Every January, we provide the latest inflation-adjustment multipliers so that print business owners can get a real sense of how they are performing year-over year. It’s easy to think that a dollar is a dollar is a dollar, but what a dollar bought in 1950 is a lot different than what a dollar will buy in 2019. Money was a lot of money in the past!
This chart is based on the Consumer Price Index (CPI), calculated for the December comparison to the prior year. The CPI is the dollars in your pocket that you and your fellow employees spend in the marketplace. Unfortunately, commercial printing prices have not kept up with inflation, but the costs of running a printing business usually have. This means that it’s harder to keep earnings and payrolls up to this level. If past dollars had greater value, this chart can be used to adjust past financial statements to bring those data to current value.

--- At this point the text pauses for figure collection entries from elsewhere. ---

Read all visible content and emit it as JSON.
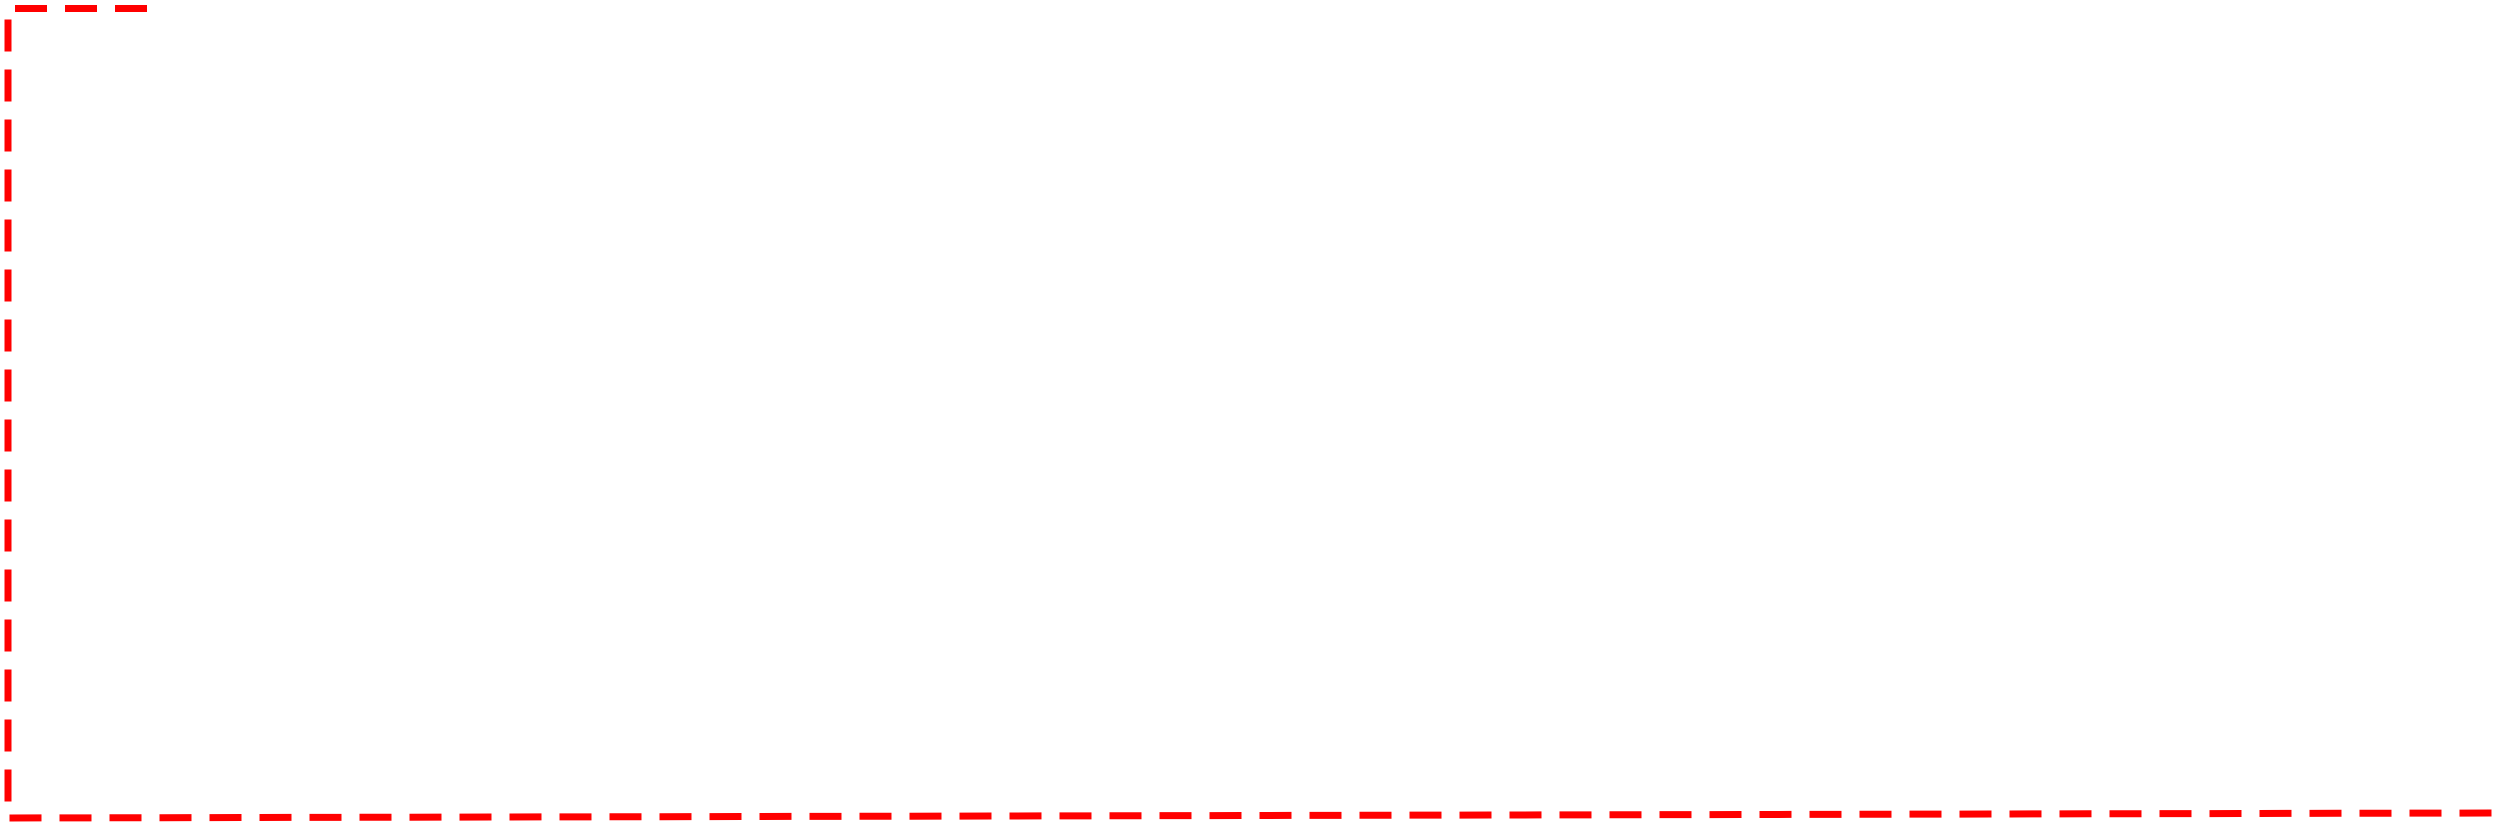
{
  "selection_outline": {
    "color": "#ff0000",
    "style": "dashed"
  }
}
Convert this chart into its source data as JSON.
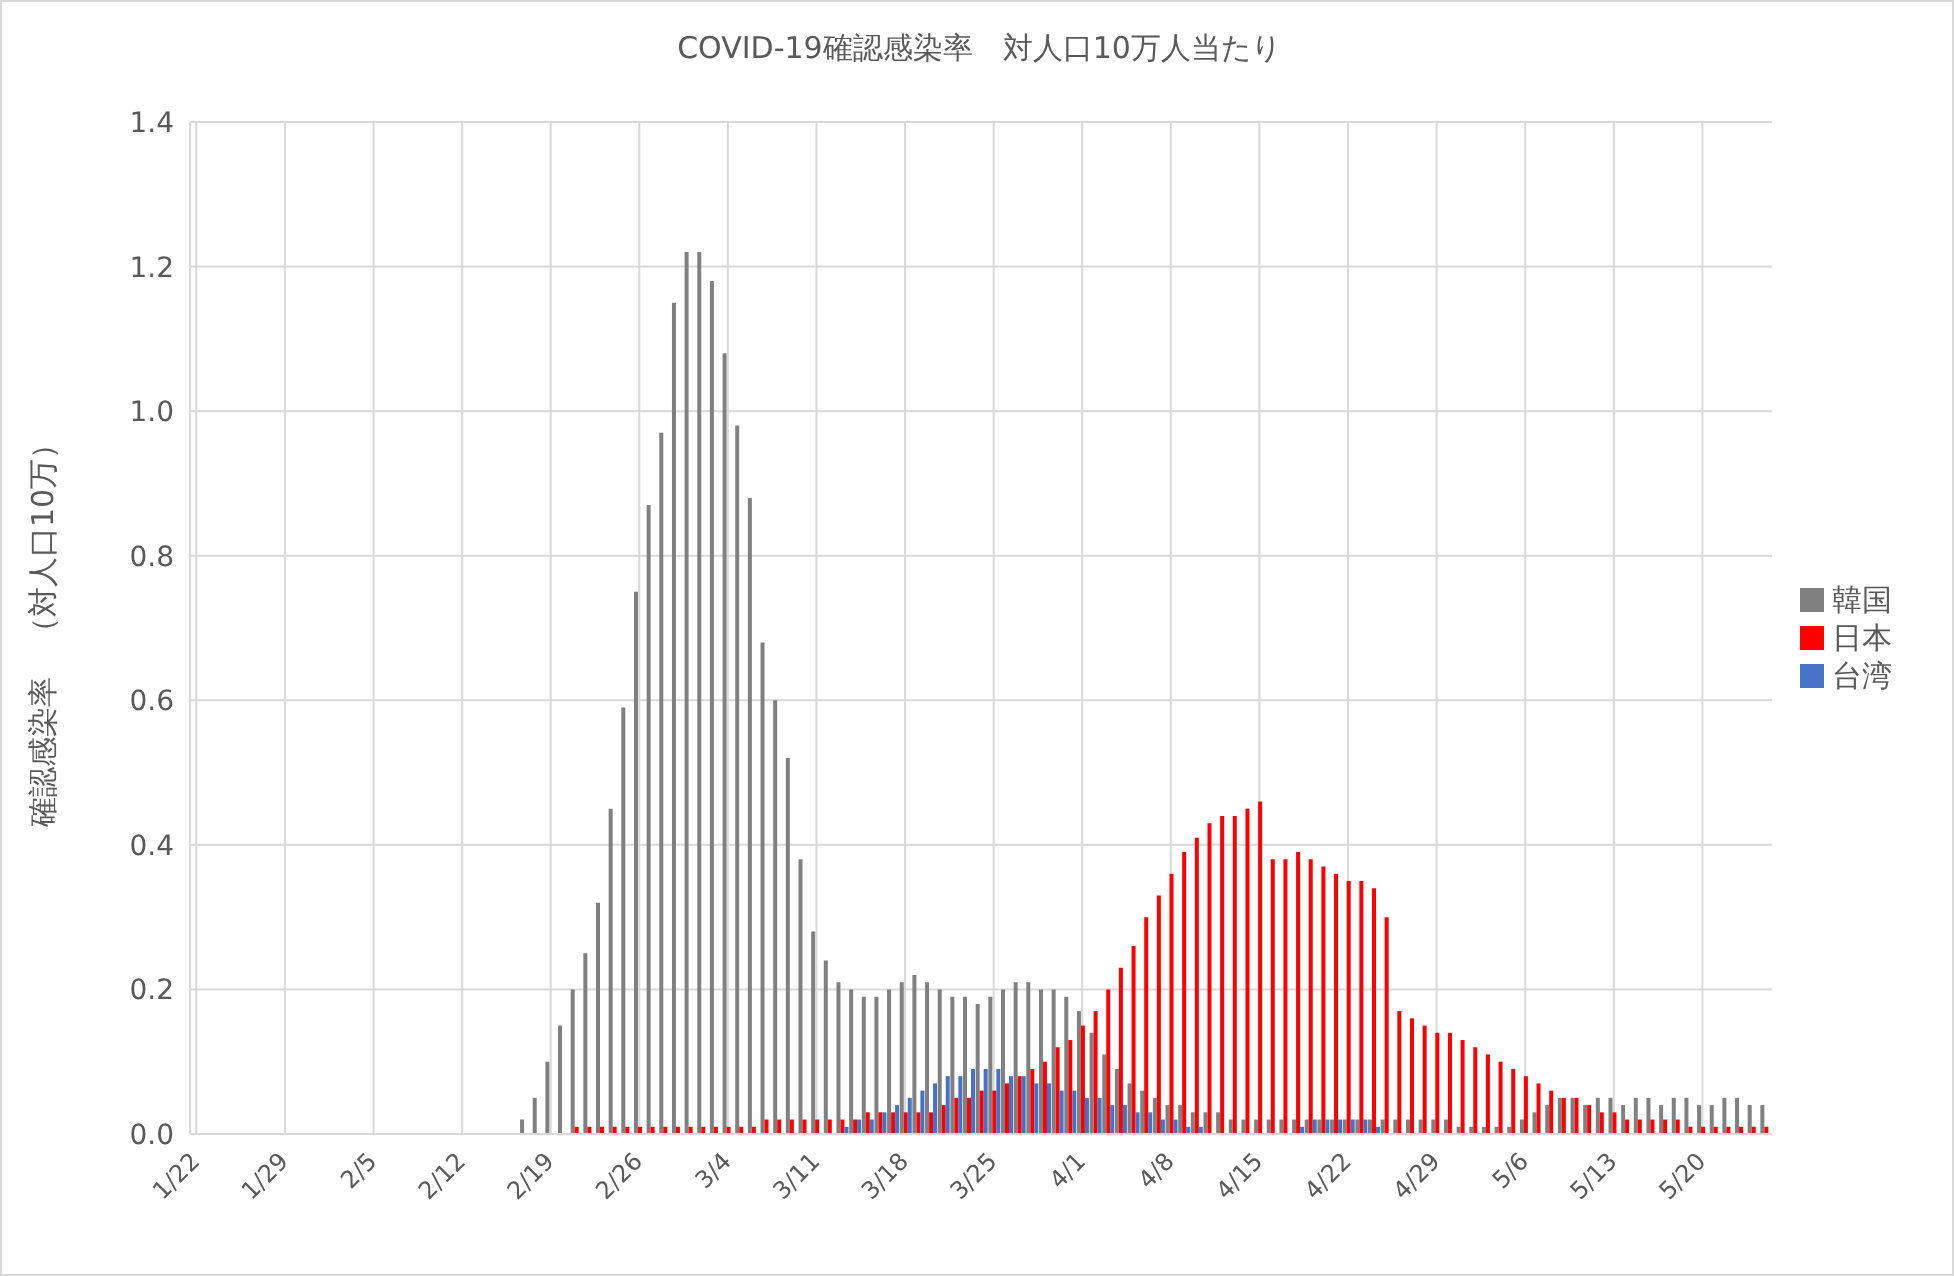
{
  "chart_data": {
    "type": "bar",
    "title": "COVID-19確認感染率　対人口10万人当たり",
    "ylabel": "確認感染率　（対人口10万）",
    "categories": [
      "1/22",
      null,
      null,
      null,
      null,
      null,
      null,
      "1/29",
      null,
      null,
      null,
      null,
      null,
      null,
      "2/5",
      null,
      null,
      null,
      null,
      null,
      null,
      "2/12",
      null,
      null,
      null,
      null,
      null,
      null,
      "2/19",
      null,
      null,
      null,
      null,
      null,
      null,
      "2/26",
      null,
      null,
      null,
      null,
      null,
      null,
      "3/4",
      null,
      null,
      null,
      null,
      null,
      null,
      "3/11",
      null,
      null,
      null,
      null,
      null,
      null,
      "3/18",
      null,
      null,
      null,
      null,
      null,
      null,
      "3/25",
      null,
      null,
      null,
      null,
      null,
      null,
      "4/1",
      null,
      null,
      null,
      null,
      null,
      null,
      "4/8",
      null,
      null,
      null,
      null,
      null,
      null,
      "4/15",
      null,
      null,
      null,
      null,
      null,
      null,
      "4/22",
      null,
      null,
      null,
      null,
      null,
      null,
      "4/29",
      null,
      null,
      null,
      null,
      null,
      null,
      "5/6",
      null,
      null,
      null,
      null,
      null,
      null,
      "5/13",
      null,
      null,
      null,
      null,
      null,
      null,
      "5/20",
      null,
      null,
      null,
      null,
      null
    ],
    "series": [
      {
        "name": "韓国",
        "color": "#808080",
        "values": [
          0,
          0,
          0,
          0,
          0,
          0,
          0,
          0,
          0,
          0,
          0,
          0,
          0,
          0,
          0,
          0,
          0,
          0,
          0,
          0,
          0,
          0,
          0,
          0,
          0,
          0,
          0.02,
          0.05,
          0.1,
          0.15,
          0.2,
          0.25,
          0.32,
          0.45,
          0.59,
          0.75,
          0.87,
          0.97,
          1.15,
          1.22,
          1.22,
          1.18,
          1.08,
          0.98,
          0.88,
          0.68,
          0.6,
          0.52,
          0.38,
          0.28,
          0.24,
          0.21,
          0.2,
          0.19,
          0.19,
          0.2,
          0.21,
          0.22,
          0.21,
          0.2,
          0.19,
          0.19,
          0.18,
          0.19,
          0.2,
          0.21,
          0.21,
          0.2,
          0.2,
          0.19,
          0.17,
          0.14,
          0.11,
          0.09,
          0.07,
          0.06,
          0.05,
          0.04,
          0.04,
          0.03,
          0.03,
          0.03,
          0.02,
          0.02,
          0.02,
          0.02,
          0.02,
          0.02,
          0.02,
          0.02,
          0.02,
          0.02,
          0.02,
          0.02,
          0.02,
          0.02,
          0.02,
          0.02,
          0.02,
          0.02,
          0.01,
          0.01,
          0.01,
          0.01,
          0.01,
          0.02,
          0.03,
          0.04,
          0.05,
          0.05,
          0.04,
          0.05,
          0.05,
          0.04,
          0.05,
          0.05,
          0.04,
          0.05,
          0.05,
          0.04,
          0.04,
          0.05,
          0.05,
          0.04,
          0.04
        ]
      },
      {
        "name": "日本",
        "color": "#ff0000",
        "values": [
          0,
          0,
          0,
          0,
          0,
          0,
          0,
          0,
          0,
          0,
          0,
          0,
          0,
          0,
          0,
          0,
          0,
          0,
          0,
          0,
          0,
          0,
          0,
          0,
          0,
          0,
          0,
          0,
          0,
          0,
          0.01,
          0.01,
          0.01,
          0.01,
          0.01,
          0.01,
          0.01,
          0.01,
          0.01,
          0.01,
          0.01,
          0.01,
          0.01,
          0.01,
          0.01,
          0.02,
          0.02,
          0.02,
          0.02,
          0.02,
          0.02,
          0.02,
          0.02,
          0.03,
          0.03,
          0.03,
          0.03,
          0.03,
          0.03,
          0.04,
          0.05,
          0.05,
          0.06,
          0.06,
          0.07,
          0.08,
          0.09,
          0.1,
          0.12,
          0.13,
          0.15,
          0.17,
          0.2,
          0.23,
          0.26,
          0.3,
          0.33,
          0.36,
          0.39,
          0.41,
          0.43,
          0.44,
          0.44,
          0.45,
          0.46,
          0.38,
          0.38,
          0.39,
          0.38,
          0.37,
          0.36,
          0.35,
          0.35,
          0.34,
          0.3,
          0.17,
          0.16,
          0.15,
          0.14,
          0.14,
          0.13,
          0.12,
          0.11,
          0.1,
          0.09,
          0.08,
          0.07,
          0.06,
          0.05,
          0.05,
          0.04,
          0.03,
          0.03,
          0.02,
          0.02,
          0.02,
          0.02,
          0.02,
          0.01,
          0.01,
          0.01,
          0.01,
          0.01,
          0.01,
          0.01
        ]
      },
      {
        "name": "台湾",
        "color": "#4472c4",
        "values": [
          0,
          0,
          0,
          0,
          0,
          0,
          0,
          0,
          0,
          0,
          0,
          0,
          0,
          0,
          0,
          0,
          0,
          0,
          0,
          0,
          0,
          0,
          0,
          0,
          0,
          0,
          0,
          0,
          0,
          0,
          0,
          0,
          0,
          0,
          0,
          0,
          0,
          0,
          0,
          0,
          0,
          0,
          0,
          0,
          0,
          0,
          0,
          0,
          0,
          0,
          0,
          0.01,
          0.02,
          0.02,
          0.03,
          0.04,
          0.05,
          0.06,
          0.07,
          0.08,
          0.08,
          0.09,
          0.09,
          0.09,
          0.08,
          0.08,
          0.07,
          0.07,
          0.06,
          0.06,
          0.05,
          0.05,
          0.04,
          0.04,
          0.03,
          0.03,
          0.02,
          0.02,
          0.01,
          0.01,
          0,
          0,
          0,
          0,
          0,
          0,
          0,
          0.01,
          0.02,
          0.02,
          0.02,
          0.02,
          0.02,
          0.01,
          0,
          0,
          0,
          0,
          0,
          0,
          0,
          0,
          0,
          0,
          0,
          0,
          0,
          0,
          0,
          0,
          0,
          0,
          0,
          0,
          0,
          0,
          0,
          0,
          0,
          0,
          0,
          0,
          0,
          0,
          0
        ]
      }
    ],
    "ylim": [
      0,
      1.4
    ],
    "yticks": [
      {
        "value": 0,
        "label": "0.0"
      },
      {
        "value": 0.2,
        "label": "0.2"
      },
      {
        "value": 0.4,
        "label": "0.4"
      },
      {
        "value": 0.6,
        "label": "0.6"
      },
      {
        "value": 0.8,
        "label": "0.8"
      },
      {
        "value": 1,
        "label": "1.0"
      },
      {
        "value": 1.2,
        "label": "1.2"
      },
      {
        "value": 1.4,
        "label": "1.4"
      }
    ],
    "grid": true,
    "legend": "right"
  }
}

This is especially important in budgeting processes where looking for trends in prior years is one way of assessing performance and goals.
Special Note on the Government Shutdown: Some government data series that WhatTheyThink tracks are not being updated or their release is being delayed. Specifically, monthly printing shipments and quarterly profits and revenues data are not being updated. We will have the latest data once publication resumes...whenever that may be. In other data housekeeping, the annual County Business Patterns, which is usually updated in April, has been delayed until Fall 2019 as the Census Bureau works on the 2017 Economic Census (the EC is conducted every five years so is a big deal). This delay was announced before the shutdown, so we would expect a further delay in the 2019 CBP.